Singapore operator StarHub felt the impact of higher operational expenditure at its security joint venture and another quarter of falling mobile service revenue in Q1.

Its net profit dropped 23.3 per cent year-on-year to SGD49.3 million ($36.2 million), which it attributed to increased investment at Ensign, its security joint venture with state investor Temasek Holdings. Excluding the impact of cybersecurity services, net profit would have been SDG61 million, said CEO Peter Kaliaropoulos.

Total revenue rose 6 per cent to SGD596.8 million, with continued weakness in mobile service revenue (down 5.3 per cent to SGD192 million) and pay-TV sales (SGD70.7 million, 12.4 per cent lower) offset by a 33.2 per cent increase in equipment sales to SGD153 million and a 14.1 per cent jump its enterprise services business to SGD134 million.

Transforming
Kaliaropoulos said in a statement: “In 2019, we started implementing our transformation programme aimed at improving our customers’ experience. We are revitalising our brand image, simplifying mobile and TV offers, providing clarity with all fees, and enhancing our consumers’ ability to transact with us on My StarHub app and online.”

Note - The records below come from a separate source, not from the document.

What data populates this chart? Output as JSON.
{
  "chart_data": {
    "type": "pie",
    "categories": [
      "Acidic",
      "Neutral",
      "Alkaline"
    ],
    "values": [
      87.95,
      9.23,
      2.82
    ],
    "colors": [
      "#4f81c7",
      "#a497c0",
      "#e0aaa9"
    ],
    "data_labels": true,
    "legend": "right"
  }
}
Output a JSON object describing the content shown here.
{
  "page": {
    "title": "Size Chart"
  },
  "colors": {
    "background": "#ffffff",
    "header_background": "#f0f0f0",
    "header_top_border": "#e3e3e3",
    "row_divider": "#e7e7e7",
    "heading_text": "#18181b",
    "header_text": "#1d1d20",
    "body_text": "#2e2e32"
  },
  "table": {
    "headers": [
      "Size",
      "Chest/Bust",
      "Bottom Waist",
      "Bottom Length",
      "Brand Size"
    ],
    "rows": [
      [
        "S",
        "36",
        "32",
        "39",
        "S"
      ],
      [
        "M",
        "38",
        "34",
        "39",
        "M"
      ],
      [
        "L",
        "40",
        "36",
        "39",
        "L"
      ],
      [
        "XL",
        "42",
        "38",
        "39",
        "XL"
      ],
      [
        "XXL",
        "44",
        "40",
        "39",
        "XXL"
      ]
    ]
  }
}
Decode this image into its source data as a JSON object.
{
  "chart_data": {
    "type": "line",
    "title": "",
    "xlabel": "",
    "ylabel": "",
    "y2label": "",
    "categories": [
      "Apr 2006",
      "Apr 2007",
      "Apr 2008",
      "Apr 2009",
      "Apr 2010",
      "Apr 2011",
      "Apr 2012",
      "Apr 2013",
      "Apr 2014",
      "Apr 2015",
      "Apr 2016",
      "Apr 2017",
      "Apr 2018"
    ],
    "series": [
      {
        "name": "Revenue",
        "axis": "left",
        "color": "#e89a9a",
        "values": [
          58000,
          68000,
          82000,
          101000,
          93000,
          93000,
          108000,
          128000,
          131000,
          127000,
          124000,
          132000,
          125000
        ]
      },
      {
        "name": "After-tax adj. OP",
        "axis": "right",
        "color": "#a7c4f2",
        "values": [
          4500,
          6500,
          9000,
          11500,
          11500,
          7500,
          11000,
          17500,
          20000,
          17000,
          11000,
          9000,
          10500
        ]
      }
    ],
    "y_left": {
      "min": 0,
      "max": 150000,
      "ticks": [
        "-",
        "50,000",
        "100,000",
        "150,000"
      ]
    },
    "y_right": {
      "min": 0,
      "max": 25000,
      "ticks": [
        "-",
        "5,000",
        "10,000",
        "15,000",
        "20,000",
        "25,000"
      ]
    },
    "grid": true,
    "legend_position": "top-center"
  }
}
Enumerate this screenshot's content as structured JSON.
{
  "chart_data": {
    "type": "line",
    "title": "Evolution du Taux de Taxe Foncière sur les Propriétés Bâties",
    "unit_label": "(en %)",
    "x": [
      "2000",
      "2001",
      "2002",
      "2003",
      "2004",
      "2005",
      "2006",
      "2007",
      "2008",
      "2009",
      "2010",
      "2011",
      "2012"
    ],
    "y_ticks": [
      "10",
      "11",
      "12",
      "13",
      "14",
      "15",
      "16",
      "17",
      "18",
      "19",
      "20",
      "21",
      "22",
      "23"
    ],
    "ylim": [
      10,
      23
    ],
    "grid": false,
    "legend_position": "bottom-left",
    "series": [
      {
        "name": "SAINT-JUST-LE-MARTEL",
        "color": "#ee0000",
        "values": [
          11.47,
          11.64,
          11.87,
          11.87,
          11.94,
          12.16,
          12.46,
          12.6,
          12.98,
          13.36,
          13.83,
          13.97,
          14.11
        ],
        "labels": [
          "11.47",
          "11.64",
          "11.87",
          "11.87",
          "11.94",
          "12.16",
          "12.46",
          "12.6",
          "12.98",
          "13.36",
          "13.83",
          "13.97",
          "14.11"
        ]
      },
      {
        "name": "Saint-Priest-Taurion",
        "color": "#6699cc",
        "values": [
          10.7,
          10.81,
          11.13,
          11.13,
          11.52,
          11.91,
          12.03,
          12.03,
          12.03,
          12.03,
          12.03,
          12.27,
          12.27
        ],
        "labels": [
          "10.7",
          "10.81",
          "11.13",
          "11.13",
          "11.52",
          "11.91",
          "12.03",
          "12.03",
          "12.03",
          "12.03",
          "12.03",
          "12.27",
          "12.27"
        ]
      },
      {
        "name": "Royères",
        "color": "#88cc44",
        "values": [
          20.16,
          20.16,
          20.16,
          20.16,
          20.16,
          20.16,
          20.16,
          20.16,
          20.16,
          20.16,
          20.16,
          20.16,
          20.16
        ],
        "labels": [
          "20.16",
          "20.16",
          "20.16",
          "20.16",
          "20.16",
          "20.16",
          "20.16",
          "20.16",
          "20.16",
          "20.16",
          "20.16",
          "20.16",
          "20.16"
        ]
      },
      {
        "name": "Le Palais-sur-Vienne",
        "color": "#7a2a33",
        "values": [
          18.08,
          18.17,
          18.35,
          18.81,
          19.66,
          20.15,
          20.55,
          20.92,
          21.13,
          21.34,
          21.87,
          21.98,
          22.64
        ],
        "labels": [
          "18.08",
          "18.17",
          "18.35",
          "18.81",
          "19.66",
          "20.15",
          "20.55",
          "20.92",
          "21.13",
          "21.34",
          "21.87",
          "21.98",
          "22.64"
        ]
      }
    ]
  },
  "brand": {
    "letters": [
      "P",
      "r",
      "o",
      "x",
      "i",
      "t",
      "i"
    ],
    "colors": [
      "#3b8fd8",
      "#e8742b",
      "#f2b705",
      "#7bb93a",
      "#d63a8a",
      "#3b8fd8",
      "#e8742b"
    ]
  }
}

He noted that despite increased competitive intensity, it added 74,000 post-paid subscribers year-on-year to take its total to 1.44 million at end-March. Its prepaid customer base decreased 129,000 to 789,000.

Post-paid ARPU fell 9.3 per cent to SDG39, attributed to lower voice and data revenue, with prepaid stable at SDG13. Average smartphone data usage increased year-on-year to 6.3GB.

Capex amounted to SGD10.3 million, or 1.7 per cent of total revenue, excluding a spectrum payment of SDG282 million. This was below its guidance for 2019 capex at 11 per cent to 12 per cent of total revenue due to the timing of projects.

Based on the current outlook, the operator expects 2019 service revenue to decline 2 per cent year-on-year.